Can you keep a secret?

Over the past few months, I've undergone what appears to most to be a healthy transformation. I quit smoking, I've lost weight, I even seem happy.

While it is true that I did quit smoking, that isn't why I have lost weight.

Happy people don't hide 90% of their life away from everyone.

But, my mask is pretty solid. Aside from a few slips of temper, it's believable by everyone. Well, almost everyone.

But that isn't the secret. I think anyone reading this knows I wear depression and anxiety like a cloak and shield while I hide behind a mask of lies.

No- the secret is actually my weight loss.

I meant to quit smoking. I wanted to, so I did. But for some reason the wires in my brain that would scream at me for a cigarette are screaming something new.

Control.

I dominated my cravings. I had control again. And if I had control over smoking, maybe I could control something else. But I couldn't do it while I was keeping anxiety at bay with medication.

I wanted control of my weight. So I let the anxiety loose. I've lost weight, not from trying but because I am in a constant state of panic and paranoia. I am so wound up that I feel nauseated by the thought of eating. When I do eat, I eat way less than normal because I started using smaller plates and refused to eat anything more even if I felt hungry. I've been skipping meals. And when the anxiety gets overwhelming I am in a state of constant motion.
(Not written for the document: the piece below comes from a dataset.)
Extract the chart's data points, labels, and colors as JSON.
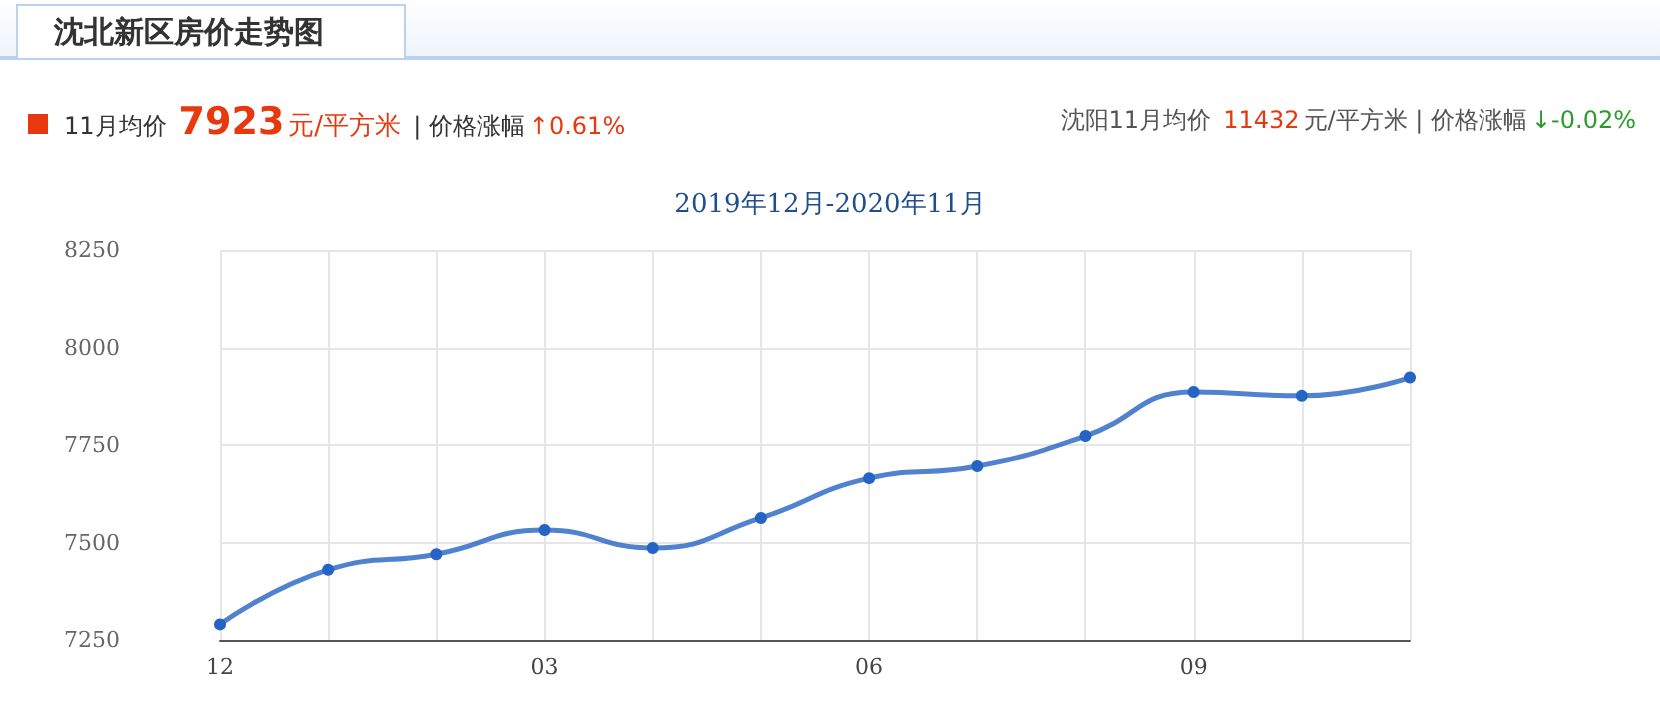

So yea, I have lost weight. I've lost nearly 40lbs in 4 months. But it's not because I'm doing something healthy to get the weight off.
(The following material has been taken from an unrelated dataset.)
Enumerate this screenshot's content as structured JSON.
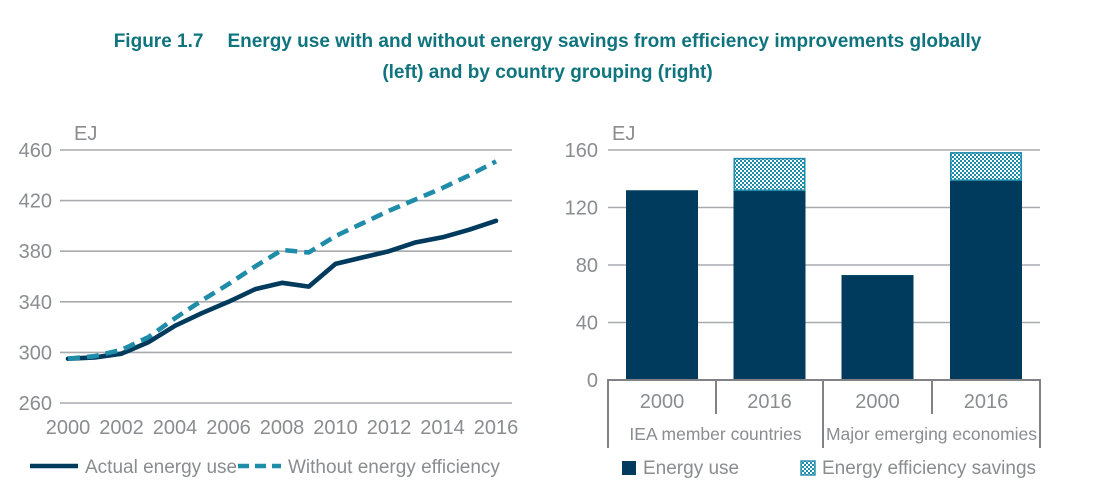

Of course, because I've let anxiety off the chain, I am in a constant battle with myself to keep it hidden and pretend everything is normal. Everything becomes a major deal.

My mood is unstable at best. In a single day, I run the gamut of emotion while I move through my day fueled on a single coffee and a granola bar. My blood sugar plummets and I am constantly shaking.

I'm cold all the time.

And most likely, I am bruising so easily and badly because I'm not getting the right foods to sustain my body properly so I am probably pretty anemic at this point.

But...

Every time I see that the number on the scale had gone down again I feel strong. I feel validated. I feel in control.

Every time someone comments on how much weight I've lost, it reaffirms the idea that I have this under control.

And the secret is, I don't want to stop. So I won't tell my therapist, my family, my boyfriend, my friends. I will relish the praise and the smaller me. I will concentrate on controlling something.

This is kind of a problem though. Because I'm not keeping anxiety in check, I can't focus at work anymore. I lose track of time and forget to do things. This nearly cost me my job but I still don't want to stop.